The 47-nation U.N. Human Rights Council signed off on the resolution backed by the U.S., Japan and the European Union that authorizes an investigation into what U.N. officials describe as suspected widespread and systematic violations of human rights in North Korea.
Japan's ambassador, Takashi Okada, denounced the abduction of foreign nationals and other disappearances in North Korea, and said the aim of the investigation is to "guide the international community in addressing this situation from an independent and impartial stand point."
The vote paves the way for the creation of a "Commission of Inquiry" for one year with three members and calls on Pyongyang to cooperate with that team of independent experts, which will include U.N. special rapporteur Marzuki Darusman.

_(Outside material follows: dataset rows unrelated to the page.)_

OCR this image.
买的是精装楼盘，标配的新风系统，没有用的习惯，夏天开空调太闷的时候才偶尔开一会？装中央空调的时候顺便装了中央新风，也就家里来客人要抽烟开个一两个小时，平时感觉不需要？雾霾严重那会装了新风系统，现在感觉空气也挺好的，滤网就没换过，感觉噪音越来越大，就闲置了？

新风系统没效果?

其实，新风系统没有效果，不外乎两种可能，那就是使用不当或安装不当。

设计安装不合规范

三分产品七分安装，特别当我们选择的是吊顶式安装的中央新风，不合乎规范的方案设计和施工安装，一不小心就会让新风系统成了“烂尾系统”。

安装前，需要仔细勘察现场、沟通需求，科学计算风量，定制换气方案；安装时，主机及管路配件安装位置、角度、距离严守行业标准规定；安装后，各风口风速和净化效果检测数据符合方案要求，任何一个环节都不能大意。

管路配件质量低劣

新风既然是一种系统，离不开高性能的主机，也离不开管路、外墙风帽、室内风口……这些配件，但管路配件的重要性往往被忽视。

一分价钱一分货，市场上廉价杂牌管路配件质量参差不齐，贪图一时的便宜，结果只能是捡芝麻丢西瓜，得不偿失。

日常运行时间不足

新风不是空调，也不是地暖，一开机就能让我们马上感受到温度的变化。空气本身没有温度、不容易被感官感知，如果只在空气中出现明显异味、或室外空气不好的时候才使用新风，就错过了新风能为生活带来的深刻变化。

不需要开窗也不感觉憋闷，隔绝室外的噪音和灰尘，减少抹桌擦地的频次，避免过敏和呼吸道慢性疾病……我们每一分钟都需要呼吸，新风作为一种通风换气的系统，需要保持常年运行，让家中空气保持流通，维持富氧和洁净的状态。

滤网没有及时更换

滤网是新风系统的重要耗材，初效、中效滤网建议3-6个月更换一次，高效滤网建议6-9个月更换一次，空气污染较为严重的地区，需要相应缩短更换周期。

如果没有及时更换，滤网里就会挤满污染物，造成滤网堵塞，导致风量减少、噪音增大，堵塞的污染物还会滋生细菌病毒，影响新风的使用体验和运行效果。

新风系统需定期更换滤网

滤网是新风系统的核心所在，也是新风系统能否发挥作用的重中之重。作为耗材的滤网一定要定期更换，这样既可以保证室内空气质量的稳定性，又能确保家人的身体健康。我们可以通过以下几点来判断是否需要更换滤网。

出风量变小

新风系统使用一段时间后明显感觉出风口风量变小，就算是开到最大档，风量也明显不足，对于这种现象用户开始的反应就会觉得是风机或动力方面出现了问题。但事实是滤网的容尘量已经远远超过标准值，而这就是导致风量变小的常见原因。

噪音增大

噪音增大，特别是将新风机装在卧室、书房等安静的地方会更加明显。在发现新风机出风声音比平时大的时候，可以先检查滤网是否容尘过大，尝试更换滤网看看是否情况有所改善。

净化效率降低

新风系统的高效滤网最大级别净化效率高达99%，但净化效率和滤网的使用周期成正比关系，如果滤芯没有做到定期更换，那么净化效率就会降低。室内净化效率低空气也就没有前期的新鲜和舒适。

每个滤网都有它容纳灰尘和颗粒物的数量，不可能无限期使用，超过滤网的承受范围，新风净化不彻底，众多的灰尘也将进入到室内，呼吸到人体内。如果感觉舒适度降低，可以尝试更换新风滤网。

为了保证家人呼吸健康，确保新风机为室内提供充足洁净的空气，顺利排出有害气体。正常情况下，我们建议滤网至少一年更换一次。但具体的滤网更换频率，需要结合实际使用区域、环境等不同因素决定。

However, North Korea's U.N. Ambassador in Geneva, So Se Pyong, denounced the move, calling the resolution "no more than an instrument that serves the political purposes of the hostile forces in their attempt to discredit the image of the DPRK and to change the socialist system chosen and developed by our people."
He was referring to North Korea by the initials of its formal name, the Democratic People's Republic of Korea.
In 22 previous reports over the past nine years and 16 resolutions adopted by the U.N. General Assembly, the world body of 193 nations has again and again condemned North Korea's human rights record.